On the net displacement of contact surface centroid in contractile bodies

TL;DR

This paper analyzes the conditions under which contractile bodies on viscous substrates can move, showing that certain homogeneous conditions prevent net displacement and exploring strategies for propulsion through non-homogeneous friction.

Contribution

It derives sufficient conditions for the stationary contact surface centroid in contractile bodies and demonstrates how non-homogeneous friction can enable movement.

Findings

Homogeneous viscous contact conditions prevent net movement.

Incompressibility and flat surface are key for no displacement.

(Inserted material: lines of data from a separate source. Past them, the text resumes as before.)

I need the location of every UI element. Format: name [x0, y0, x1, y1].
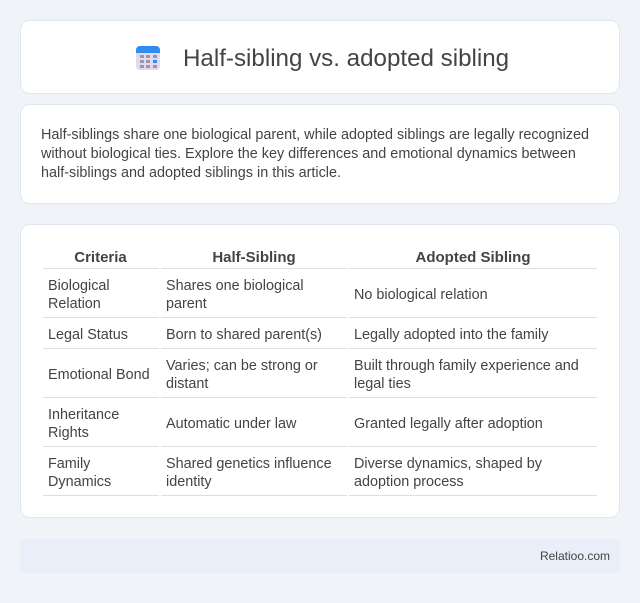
- icon: calendar: [136, 46, 160, 70]
- intro text: [41, 127, 589, 181]
- row: Inheritance Rights: Inheritance: [48, 407, 119, 423]
- text: legal ties: [354, 376, 411, 392]
- row: Inheritance Rights: [48, 407, 119, 441]
- intro text: without biological ties. Explore the key differences and emotional dynamics between: [41, 146, 576, 162]
- footer text: Relatioo.com: [540, 549, 610, 563]
- text: parent: [166, 296, 207, 312]
- text: identity: [166, 474, 212, 490]
- row: Legal Status: Legal Status: [48, 327, 128, 343]
- header: Half-Sibling: Half-Sibling: [212, 249, 296, 266]
- text: Automatic under law: [166, 416, 296, 432]
- text: Granted legally after adoption: [354, 416, 543, 432]
- text: Diverse dynamics, shaped by: [354, 456, 542, 472]
- text: Varies; can be strong or: [166, 358, 318, 374]
- row: Inheritance Rights: Rights: [48, 425, 89, 441]
- row: Family Dynamics: [48, 456, 111, 490]
- text: Legally adopted into the family: [354, 327, 548, 343]
- intro text: half-siblings and adopted siblings in this article.: [41, 165, 341, 181]
- text: No biological relation: [354, 287, 488, 303]
- table: [43, 249, 597, 496]
- intro text: Half-siblings share one biological parent, while adopted siblings are legally recognized: [41, 127, 589, 143]
- text: Born to shared parent(s): [166, 327, 322, 343]
- text: Shared genetics influence: [166, 456, 332, 472]
- row: Biological Relation: Relation: [48, 296, 101, 312]
- text: distant: [166, 376, 208, 392]
- text: adoption process: [354, 474, 464, 490]
- panel: title: [20, 20, 620, 94]
- text: Shares one biological: [166, 278, 304, 294]
- title text: Half-sibling vs. adopted sibling: [183, 45, 509, 72]
- row: Family Dynamics: Dynamics: [48, 474, 111, 490]
- text: Built through family experience and: [354, 358, 579, 374]
- panel: comparison table: [20, 224, 620, 518]
- footer bar: [20, 539, 620, 573]
- header: Adopted Sibling: Adopted Sibling: [416, 249, 530, 266]
- row: Biological Relation: [48, 278, 110, 312]
- panel: introduction: [20, 104, 620, 204]
- row: Emotional Bond: Emotional Bond: [48, 367, 150, 383]
- header: Criteria: Criteria: [74, 249, 127, 266]
- row: Biological Relation: Biological: [48, 278, 110, 294]
- row: Family Dynamics: Family: [48, 456, 90, 472]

Non-homogeneous friction can enable propulsion.

Abstract

We investigate the motion of the contact surface centroid for contractile bodies on substrates with a viscous friction law and when inertial forces are negligible. We deduce a set of sufficient conditions that ensure that the surface centroid remains still. The conditions are automatically satisfied for linear analysis and homogeneous constant viscous friction parameters. In non-linear analysis additional requirements are necessary: i) the material is incompressible, ii) the material points in contact do not vary, and iii) the surface is flat. These results demonstrate the inability of slender organisms to move under homogeneous viscous contact condition if the contact surface remains constant, regardless of the contractility strategy employed. We numerically simulate some situations that do not comply to these conditions, such as the use of non-homogeneous or anisotropic friction, which illustrate possible strategies for net propulsion.